Mailing List CyrTeX-en@vsu.ru Message #59
From: Laurent Siebenmann <lcs@topo.math.u-psud.fr>
Sender: <vvv@video.uic.vsu.ru>
Subject: Re: ASCII-Cyrillic
Date: 01 Sep 2000 10:15:38 +0400
To: <CyrTeX-en@vsu.ru>
Dear Barbara,

     You write:

  << i was constrained to use the mathematical reviews
transliteration, with two distinct outputs
required... >>

     Being no longer constrained since TeX 3 of 1989
is the basic incentive to devise a more comfortable
scheme.  But I was slow to start and slower to
conclude that the problem should be addressed in a
manner that makes it useful beyond TeX.  Students of
Russian are often hampered by the lack of a Russian
keyboard. And visitors from Russia to the West find
themselves in the same embarrassment.

     These are substantial populations of casual
users that could be served by ASCII-Cyrillic syntax.
I fear that if one intersects this population with
avid users of TeX for mathematics, then the target
population falls dangerously close to zero.
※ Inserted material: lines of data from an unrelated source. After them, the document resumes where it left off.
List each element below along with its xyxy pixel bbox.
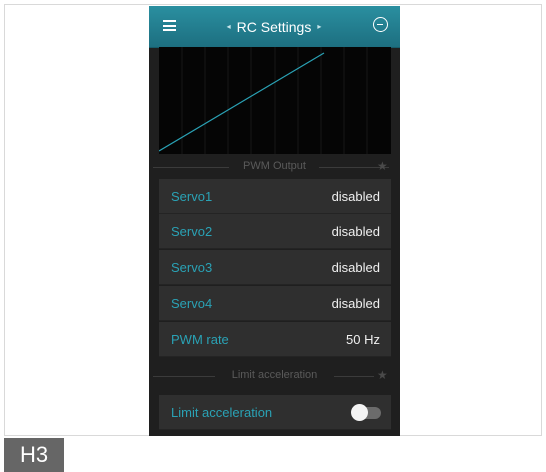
phone-screen: ◂ RC Settings ▸ PWM Output ★ Servo1 disa… — [149, 6, 400, 436]
row-value: 50 Hz — [346, 332, 380, 347]
response-curve-graph — [159, 47, 391, 154]
prev-page-arrow-icon[interactable]: ◂ — [227, 22, 231, 31]
section-title: PWM Output — [243, 160, 306, 172]
row-value: disabled — [331, 260, 380, 275]
section-title: Limit acceleration — [231, 369, 318, 381]
row-value: disabled — [331, 296, 380, 311]
toggle-knob — [351, 404, 368, 421]
list-item-servo4[interactable]: Servo4 disabled — [159, 286, 391, 321]
section-header-limit-acceleration: Limit acceleration ★ — [149, 366, 400, 386]
row-label: Servo1 — [171, 189, 213, 204]
row-label: Servo2 — [171, 224, 213, 239]
star-icon[interactable]: ★ — [377, 368, 388, 382]
section-header-pwm-output: PWM Output ★ — [149, 157, 400, 177]
list-item-pwm-rate[interactable]: PWM rate 50 Hz — [159, 322, 391, 357]
list-item-limit-acceleration[interactable]: Limit acceleration — [159, 395, 391, 430]
minus-circle-icon[interactable] — [373, 17, 388, 32]
list-item-servo1[interactable]: Servo1 disabled — [159, 179, 391, 214]
row-label: PWM rate — [171, 332, 229, 347]
limit-acceleration-toggle[interactable] — [351, 404, 382, 421]
star-icon[interactable]: ★ — [377, 159, 388, 173]
row-label: Limit acceleration — [171, 405, 273, 420]
section-tag: H3 — [4, 438, 64, 472]
list-item-servo2[interactable]: Servo2 disabled — [159, 214, 391, 249]
top-app-bar: ◂ RC Settings ▸ — [149, 6, 400, 48]
next-page-arrow-icon[interactable]: ▸ — [317, 22, 321, 31]
response-curve-svg — [159, 47, 368, 154]
hamburger-menu-icon[interactable] — [163, 20, 176, 31]
row-label: Servo4 — [171, 296, 213, 311]
response-curve-line — [159, 52, 325, 152]
list-item-servo3[interactable]: Servo3 disabled — [159, 250, 391, 285]
row-value: disabled — [331, 224, 380, 239]
graph-grid — [181, 47, 368, 154]
row-label: Servo3 — [171, 260, 213, 275]
row-value: disabled — [331, 189, 380, 204]
page-title: RC Settings — [236, 18, 312, 35]
title-switcher: ◂ RC Settings ▸ — [199, 6, 349, 47]
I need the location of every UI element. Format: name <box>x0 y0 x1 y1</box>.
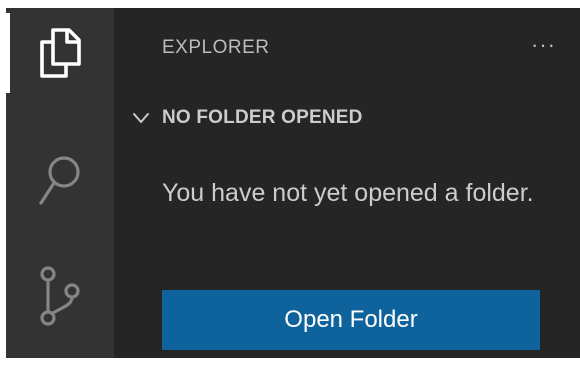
vscode-window: EXPLORER ··· NO FOLDER OPENED You have n… <box>6 8 580 358</box>
sidebar-title: EXPLORER <box>162 37 270 58</box>
activity-bar <box>6 8 114 358</box>
explorer-sidebar: EXPLORER ··· NO FOLDER OPENED You have n… <box>114 8 580 358</box>
section-title: NO FOLDER OPENED <box>162 107 363 128</box>
no-folder-section-header[interactable]: NO FOLDER OPENED <box>128 104 570 132</box>
activity-item-search[interactable] <box>6 141 114 221</box>
source-control-icon <box>39 265 81 327</box>
files-icon <box>37 26 83 80</box>
search-icon <box>37 153 83 209</box>
chevron-down-icon <box>128 108 154 128</box>
open-folder-button[interactable]: Open Folder <box>162 290 540 350</box>
activity-item-explorer[interactable] <box>6 13 114 93</box>
sidebar-header: EXPLORER ··· <box>162 34 556 62</box>
more-actions-button[interactable]: ··· <box>531 34 556 62</box>
empty-folder-message: You have not yet opened a folder. <box>162 179 534 207</box>
activity-item-source-control[interactable] <box>6 256 114 336</box>
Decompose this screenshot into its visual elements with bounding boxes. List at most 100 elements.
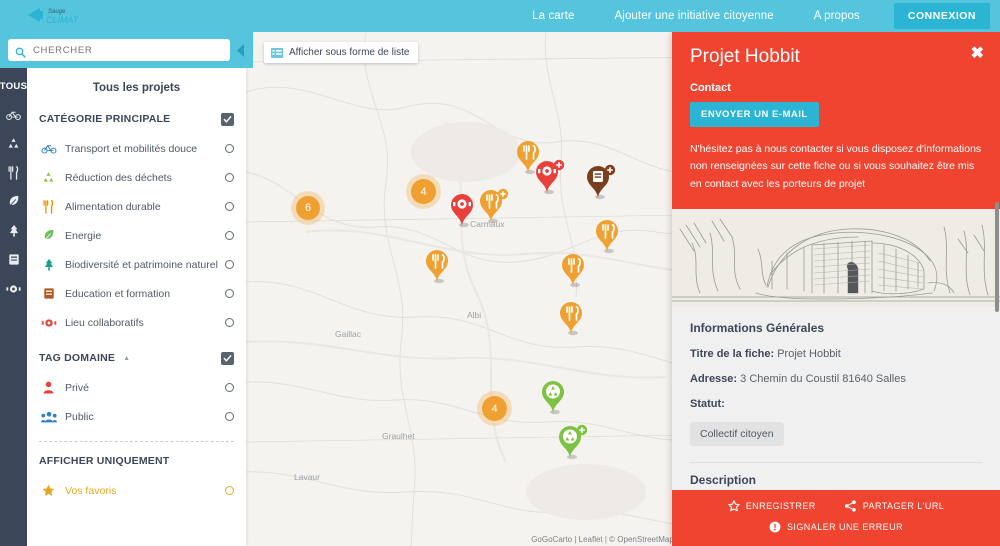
filter-radio[interactable] — [225, 383, 234, 392]
main-nav: La carte Ajouter une initiative citoyenn… — [512, 0, 1000, 32]
search-input[interactable] — [33, 44, 213, 56]
filter-prive[interactable]: Privé — [39, 373, 234, 402]
marker-cluster[interactable]: 6 — [296, 196, 320, 220]
report-error-action[interactable]: SIGNALER UNE ERREUR — [769, 521, 903, 533]
filter-label: Education et formation — [65, 287, 171, 300]
map-marker-alimentation[interactable] — [423, 247, 453, 290]
rail-all-label[interactable]: TOUS — [0, 74, 27, 100]
panel-header: Projet Hobbit ✖ Contact ENVOYER UN E-MAI… — [672, 32, 1000, 209]
share-url-action[interactable]: PARTAGER L'URL — [844, 500, 945, 512]
send-email-button[interactable]: ENVOYER UN E-MAIL — [690, 102, 819, 127]
filter-radio[interactable] — [225, 412, 234, 421]
filter-radio[interactable] — [225, 486, 234, 495]
star-outline-icon — [727, 500, 740, 512]
rail-cutlery-icon[interactable] — [0, 158, 27, 187]
project-detail-panel: Projet Hobbit ✖ Contact ENVOYER UN E-MAI… — [672, 32, 1000, 546]
star-icon — [39, 483, 58, 499]
filter-radio[interactable] — [225, 173, 234, 182]
filter-group-checkbox[interactable] — [221, 351, 234, 365]
filter-group-checkbox[interactable] — [221, 112, 234, 126]
filter-label: Alimentation durable — [65, 200, 161, 213]
nav-a-propos[interactable]: A propos — [794, 0, 880, 32]
rail-leaf-icon[interactable] — [0, 187, 27, 216]
map-label-gaillac: Gaillac — [335, 329, 361, 339]
rail-book-icon[interactable] — [0, 245, 27, 274]
save-action[interactable]: ENREGISTRER — [727, 500, 816, 512]
map-marker-alimentation[interactable] — [559, 251, 589, 294]
rail-bicycle-icon[interactable] — [0, 100, 27, 129]
map-marker-education[interactable] — [584, 163, 618, 206]
show-as-list-button[interactable]: Afficher sous forme de liste — [264, 42, 419, 63]
panel-body: Informations Générales Titre de la fiche… — [672, 306, 1000, 509]
tree-icon — [39, 257, 58, 273]
panel-scrollbar[interactable] — [995, 202, 999, 312]
filter-group-heading: TAG DOMAINE ▲ — [39, 343, 234, 373]
search-box[interactable] — [8, 39, 230, 61]
map-marker-reduction-dechets[interactable] — [556, 423, 590, 466]
alert-icon — [769, 521, 781, 533]
book-icon — [39, 286, 58, 302]
map-marker-alimentation[interactable] — [593, 217, 623, 260]
map-marker-lieu-collaboratif[interactable] — [448, 191, 478, 234]
filter-radio[interactable] — [225, 318, 234, 327]
close-icon[interactable]: ✖ — [971, 46, 984, 62]
users-icon — [39, 409, 58, 425]
panel-action-row: ENREGISTRER PARTAGER L'URL — [672, 490, 1000, 512]
map-marker-reduction-dechets[interactable] — [539, 378, 569, 421]
filter-lieu-collaboratifs[interactable]: Lieu collaboratifs — [39, 308, 234, 337]
filter-group-label: TAG DOMAINE — [39, 352, 116, 364]
filter-radio[interactable] — [225, 231, 234, 240]
filter-transport-et-mobilites-douce[interactable]: Transport et mobilités douce — [39, 134, 234, 163]
filter-alimentation-durable[interactable]: Alimentation durable — [39, 192, 234, 221]
field-titre: Titre de la fiche: Projet Hobbit — [690, 348, 982, 360]
filter-radio[interactable] — [225, 260, 234, 269]
rail-recycle-icon[interactable] — [0, 129, 27, 158]
site-logo[interactable]: Sauge CLIMAT — [26, 3, 96, 29]
contact-heading: Contact — [690, 82, 731, 94]
field-label: Adresse: — [690, 372, 738, 385]
filter-label: Vos favoris — [65, 484, 117, 497]
section-title-informations: Informations Générales — [690, 320, 825, 335]
login-button[interactable]: CONNEXION — [893, 3, 990, 29]
filter-public[interactable]: Public — [39, 402, 234, 431]
map-marker-alimentation[interactable] — [477, 187, 511, 230]
filter-label: Biodiversité et patrimoine naturel — [65, 258, 218, 271]
marker-cluster[interactable]: 4 — [411, 179, 436, 204]
filter-radio[interactable] — [225, 289, 234, 298]
filter-vos-favoris[interactable]: Vos favoris — [39, 476, 234, 505]
panel-title: Projet Hobbit — [690, 46, 800, 67]
map-label-graulhet: Graulhet — [382, 431, 415, 441]
filter-label: Transport et mobilités douce — [65, 142, 198, 155]
field-adresse: Adresse: 3 Chemin du Coustil 81640 Salle… — [690, 373, 982, 385]
filter-label: Energie — [65, 229, 102, 242]
filter-group-label: CATÉGORIE PRINCIPALE — [39, 113, 171, 125]
rail-collaborative-place-icon[interactable] — [0, 274, 27, 303]
rail-tree-icon[interactable] — [0, 216, 27, 245]
status-badge: Collectif citoyen — [690, 421, 784, 446]
panel-action-row: SIGNALER UNE ERREUR — [672, 512, 1000, 533]
contact-note: N'hésitez pas à nous contacter si vous d… — [690, 143, 982, 190]
collapse-sidebar-icon[interactable] — [234, 43, 248, 57]
nav-la-carte[interactable]: La carte — [512, 0, 594, 32]
chevron-up-icon[interactable]: ▲ — [123, 355, 130, 362]
project-photo[interactable] — [672, 208, 1000, 307]
share-url-action-label: PARTAGER L'URL — [862, 501, 945, 511]
field-label: Titre de la fiche: — [690, 347, 775, 360]
app-root: Sauge CLIMAT La carte Ajouter une initia… — [0, 0, 1000, 546]
filter-reduction-des-dechets[interactable]: Réduction des déchets — [39, 163, 234, 192]
svg-text:CLIMAT: CLIMAT — [46, 15, 80, 25]
marker-cluster[interactable]: 4 — [482, 396, 507, 421]
filter-radio[interactable] — [225, 202, 234, 211]
filter-education-et-formation[interactable]: Education et formation — [39, 279, 234, 308]
filter-energie[interactable]: Energie — [39, 221, 234, 250]
map-marker-lieu-collaboratif[interactable] — [533, 158, 567, 201]
map-label-lavaur: Lavaur — [294, 472, 320, 482]
share-icon — [844, 500, 857, 512]
collaborative-place-icon — [39, 315, 58, 331]
filter-biodiversite-et-patrimoine-naturel[interactable]: Biodiversité et patrimoine naturel — [39, 250, 234, 279]
map-marker-alimentation[interactable] — [557, 299, 587, 342]
recycle-icon — [39, 170, 58, 186]
nav-ajouter-initiative[interactable]: Ajouter une initiative citoyenne — [595, 0, 794, 32]
filter-radio[interactable] — [225, 144, 234, 153]
filter-label: Public — [65, 410, 94, 423]
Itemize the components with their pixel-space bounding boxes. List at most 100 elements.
     Probably that means that one should code my
conversions not just as TeX scripts, but as CGI
scripts available on the net, as Java, as perl,
as emacs-lisp, ...

<< most people ... are not aware of the \cydot
command that is required to separate the two distinct
letters "t.s" as opposed to the single letter "ts".>>

This is a basic sticking point in the use of
ligatures to reach exotic letters like "ts". Could
anyone explain with what systematic syntax Omega
proposes to resolve this sticking point -- and in
great generality?

<<..there is an alternate input encoding for wncy*,
with some letters consisting of a letter plus a
digit...>>

Interesting.  Could we have a simplest example?

<< if cyrillic fonts are needed for publication in
russian or other slavic languages (or even in
non-slavic languages represented in cyrillic), there
are now much better alternatives -- created by
specialists who speak and use those languages daily
-- and i advise that these new fonts and encodings be
used instead of the quite limited wncy*. >>

I am sure we all agree. ASCII-Cyrillic was devised to
let me use these perfected 8-bit systems even when
hampered by lack of a Russian keyboard.